The whenDone callbacks will be called :

  • when the last job from the queue is over
  • when you call doneAddingJobs() and no job was performed since the last whenDone situation

This is required to handle the case when a queue may or may not receive jobs, and you want cleanup callbacks to be called in both situations. In this case you would do :

function myJob(name, over) {
    var duration = Math.floor(Math.random() * 1000);
    console.log("Starting "+name+" for "+duration+"ms");
    setTimeout(function() {
        console.log(name + " over, duration="+duration+"ms");
        over();
    }, duration);
}

var i;
// In some cases you can have no queued jobs
for(i=0;i<Math.random(10);i++) {
    queue.perform(myJob, "job-"+i);
}
queue.whenDone(function() {
    console.log("All done with "+i+" jobs !");
});

// This does nothing if jobs where added to the queue
// If no jobs where added, the whenDone callbacks are called
queue.doneAddingJobs();

Calling doneAddingJobs() is not mandatory : it's just needed if you want to make sure the whenDone callbacks are called even if no job was effectively done.

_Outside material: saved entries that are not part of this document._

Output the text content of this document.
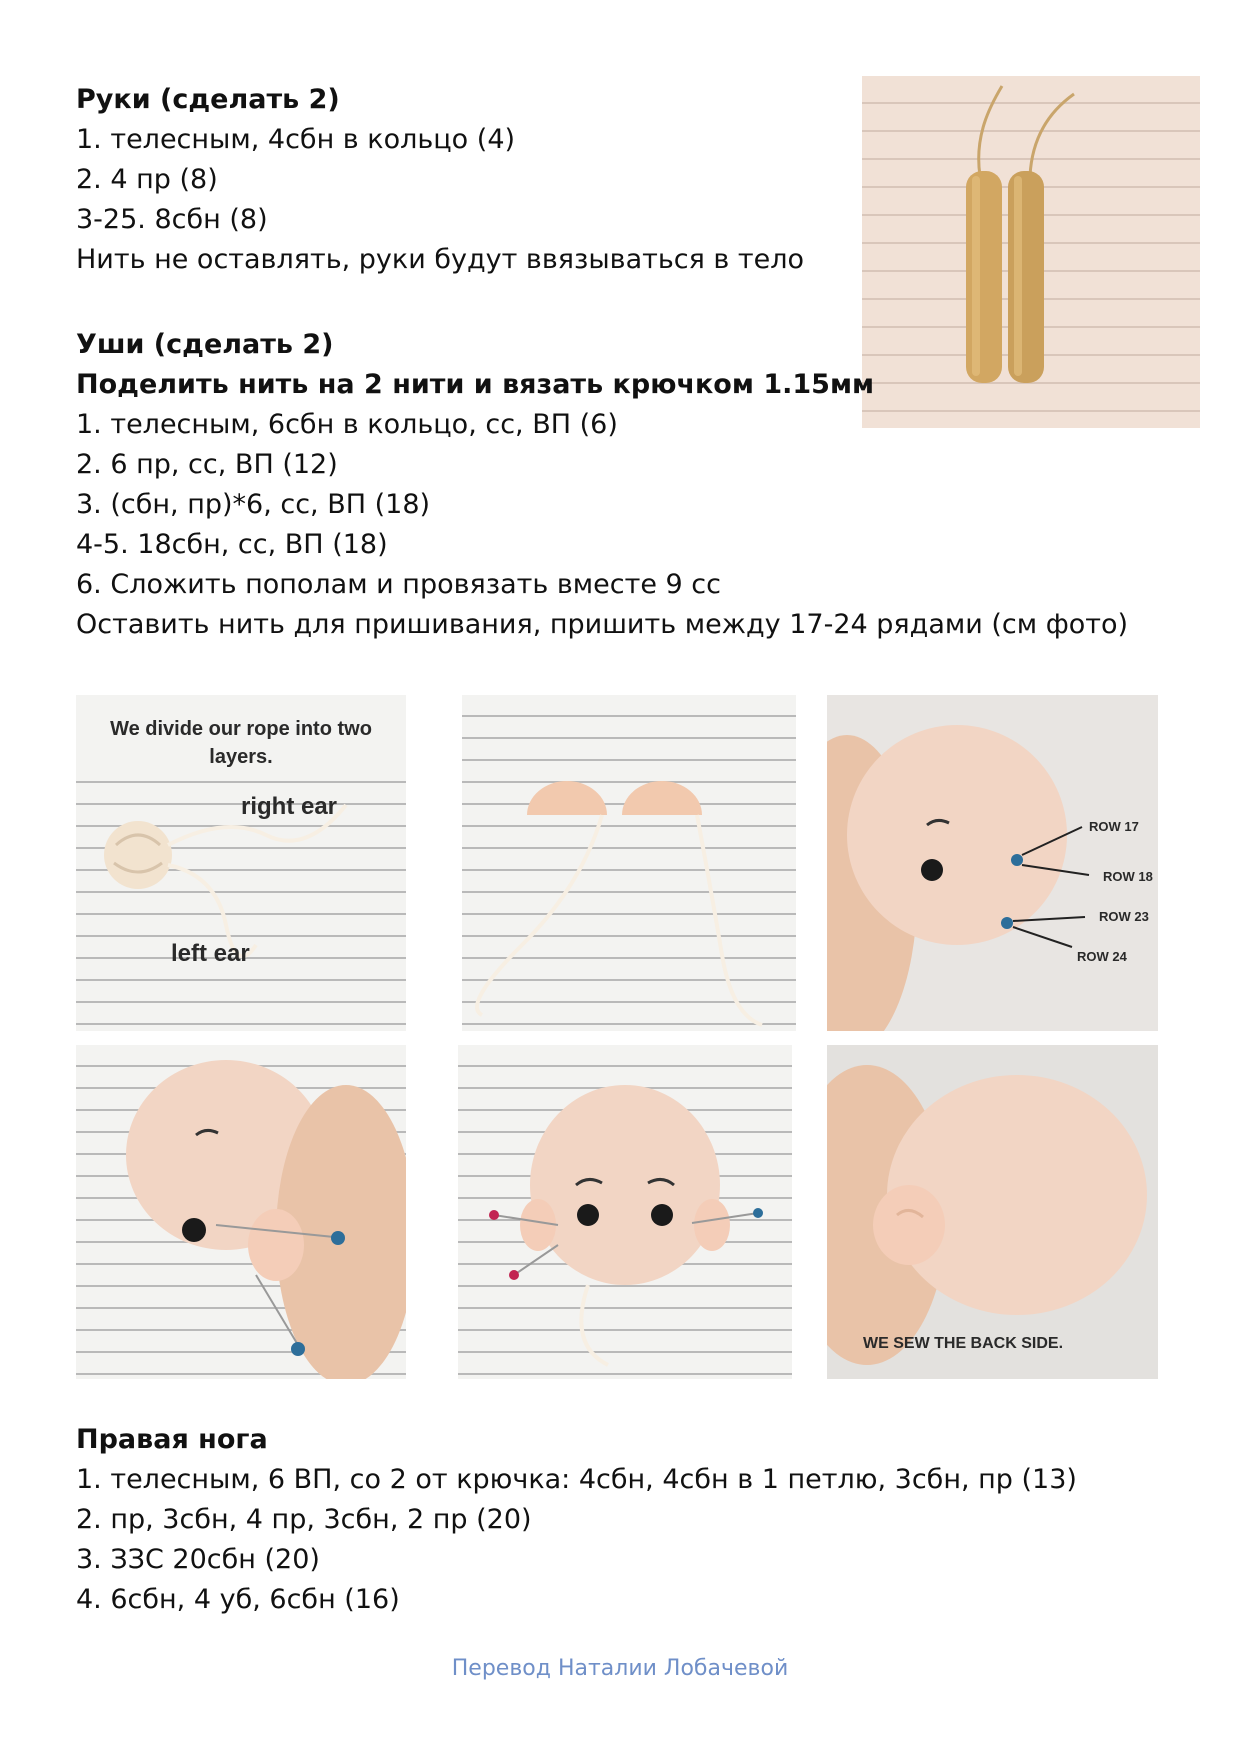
Руки (сделать 2)
1. телесным, 4сбн в кольцо (4)
2. 4 пр (8)
3-25. 8сбн (8)
Нить не оставлять, руки будут ввязываться в тело
Уши (сделать 2)
Поделить нить на 2 нити и вязать крючком 1.15мм
1. телесным, 6сбн в кольцо, сс, ВП (6)
2. 6 пр, сс, ВП (12)
3. (сбн, пр)*6, сс, ВП (18)
4-5. 18сбн, сс, ВП (18)
6. Сложить пополам и провязать вместе 9 сс
Оставить нить для пришивания, пришить между 17-24 рядами (см фото)
We divide our rope into two layers.
right ear
left ear
ROW 17
ROW 18
ROW 23
ROW 24
WE SEW THE BACK SIDE.
Правая нога
1. телесным, 6 ВП, со 2 от крючка: 4сбн, 4сбн в 1 петлю, 3сбн, пр (13)
2. пр, 3сбн, 4 пр, 3сбн, 2 пр (20)
3. ЗЗС 20сбн (20)
4. 6сбн, 4 уб, 6сбн (16)
Перевод Наталии Лобачевой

Holding and resuming jobs execution

Since capisce 0.2.0, if you want to fill in the queue first, then launch jobs later, you can use the hold and go methods :

queue.hold(); // Hold queue processing
for(i=0;i<1000;i++) {
    queue.perform(myJob, "job-"+i);
}
queue.go(); // Resume queue processing

Scheduling jobs for later

Since capisce 0.3.0, you can use the wait method as a convenient way to include delays into job execution.

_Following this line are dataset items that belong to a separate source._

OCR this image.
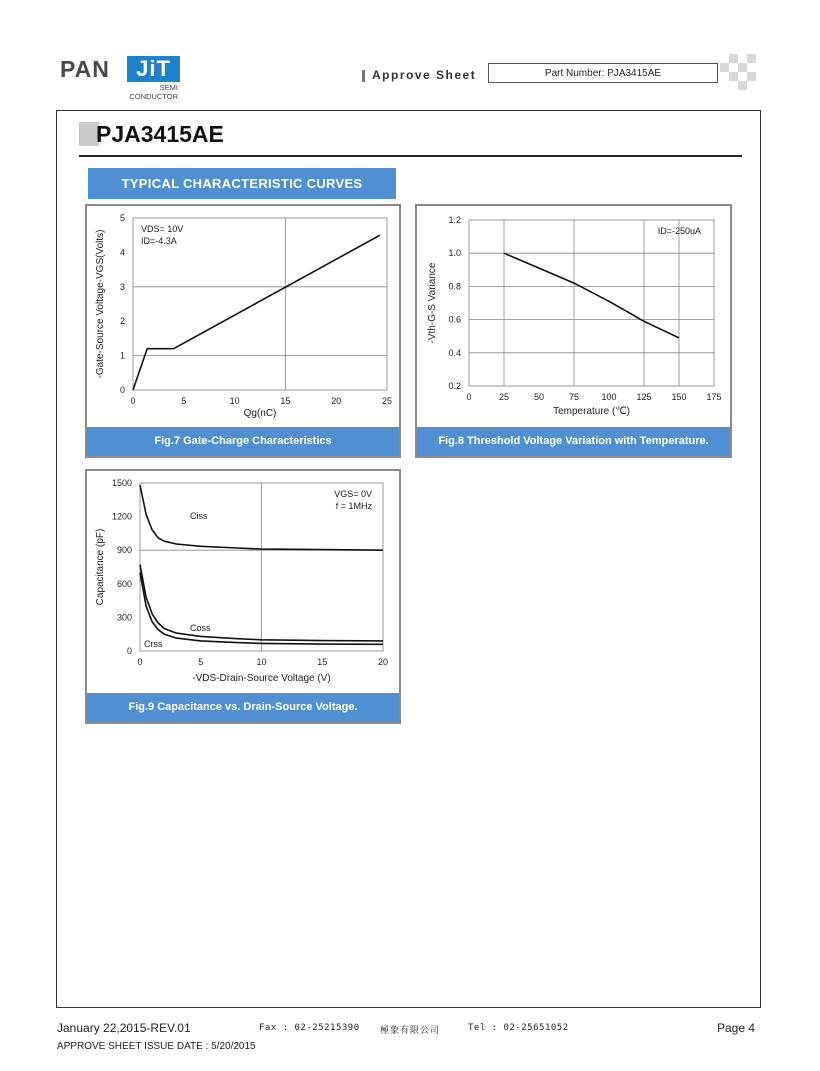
PAN	JiT
SEMI
CONDUCTOR
Approve Sheet	Part Number: PJA3415AE
PJA3415AE
TYPICAL CHARACTERISTIC CURVES
0	5	10	15	20	25
0
1
2
3
4
5
Qg(nC)
-Gate-Source Voltage-VGS(Volts)
VDS= 10V
ID=-4.3A
Fig.7 Gate-Charge Characteristics
0	25	50	75 100 125 150 175
0.2
0.4
0.6
0.8
1.0
1.2
Temperature (℃)
-Vth-G-S Variance
ID=-250uA
Fig.8 Threshold Voltage Variation with Temperature.
0	5	10	15	20
0
300
600
900
1200
1500
-VDS-Drain-Source Voltage (V)
Capacitance (pF)
VGS= 0V
f = 1MHz
Ciss
Coss
Crss
Fig.9 Capacitance vs. Drain-Source Voltage.
January 22,2015-REV.01	Fax : 02-25215390 極象有限公司	Tel : 02-25651052	Page 4
APPROVE SHEET ISSUE DATE : 5/20/2015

var queue = new WorkingQueue(1); // Basically, a sequence

queue.perform(function(over) {
    console.log("Waiting 5 seconds...");
    over();
}).wait(5000).perform(function(over) {
    console.log("done !");
    over();
});

Of course the above example would be useless with some concurrency in the queue. If you want concurrency, you can pass a job parameter to wait :

var queue = new WorkingQueue(16);

queue.perform(function(over) {
    console.log("First job done");
    over();
}).wait(5000, function(over) {
    console.log("Second job started after 5 seconds");
    over();
});

The CollectingWorkingQueue class

This is just a wrapper around WorkingQueue that do the very common task of collecting result of each job. When using CollectingWorkingQueue, the over function takes the err, result of the job as parameters, and the wellDone handler receive the array of job results (as [jobId, err, result] sub-arrays). It is your choice to sort this array if you want to have results in the same orders the jobs where submitted.

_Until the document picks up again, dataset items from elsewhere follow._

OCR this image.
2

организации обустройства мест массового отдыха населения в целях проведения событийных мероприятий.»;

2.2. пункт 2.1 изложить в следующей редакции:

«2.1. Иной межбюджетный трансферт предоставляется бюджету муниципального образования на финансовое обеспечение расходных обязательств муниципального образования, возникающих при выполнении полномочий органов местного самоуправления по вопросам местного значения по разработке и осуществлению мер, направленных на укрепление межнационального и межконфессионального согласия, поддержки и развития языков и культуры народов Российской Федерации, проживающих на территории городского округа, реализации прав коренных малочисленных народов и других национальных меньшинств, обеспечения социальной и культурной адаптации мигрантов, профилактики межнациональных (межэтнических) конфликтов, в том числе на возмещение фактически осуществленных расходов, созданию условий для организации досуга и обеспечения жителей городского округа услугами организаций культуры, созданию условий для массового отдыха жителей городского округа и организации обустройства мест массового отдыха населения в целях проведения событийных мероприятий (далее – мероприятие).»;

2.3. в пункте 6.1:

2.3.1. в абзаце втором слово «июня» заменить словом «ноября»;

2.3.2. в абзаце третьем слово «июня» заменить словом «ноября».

var queue2 = new CollectingWorkingQueue(16);

function myJob(name) {
    var duration = Math.floor(Math.random() * 1000);
    console.log("Starting "+name+" for "+duration+"ms");
    setTimeout(function() {
        console.log(name + " over, duration="+duration+"ms");
        over(null, "result-"+name);
    }, duration);
}

var i;
for(i=0;i<1000;i++) {
    queue.perform(myJob, "job-"+i);
}
queue.whenDone(function(results) {
    console.log("All done !");

    console.log("Before sorting : ")
    console.log(results[0]);
    console.log(results[999]);

    results.sort()
    console.log("After sorting : ")
    console.log(results[0]);
    console.log(results[999]);
});

Higher order constructs : sequence, concurrently, and then

capisce exports the sequence and concurrently function, as well as the then method in order to provide a small DSL for asynchronous workflows, without exposing the gory details of WorkingQueue. See test/test2.js and test/test3.js until I write some proper doc for this.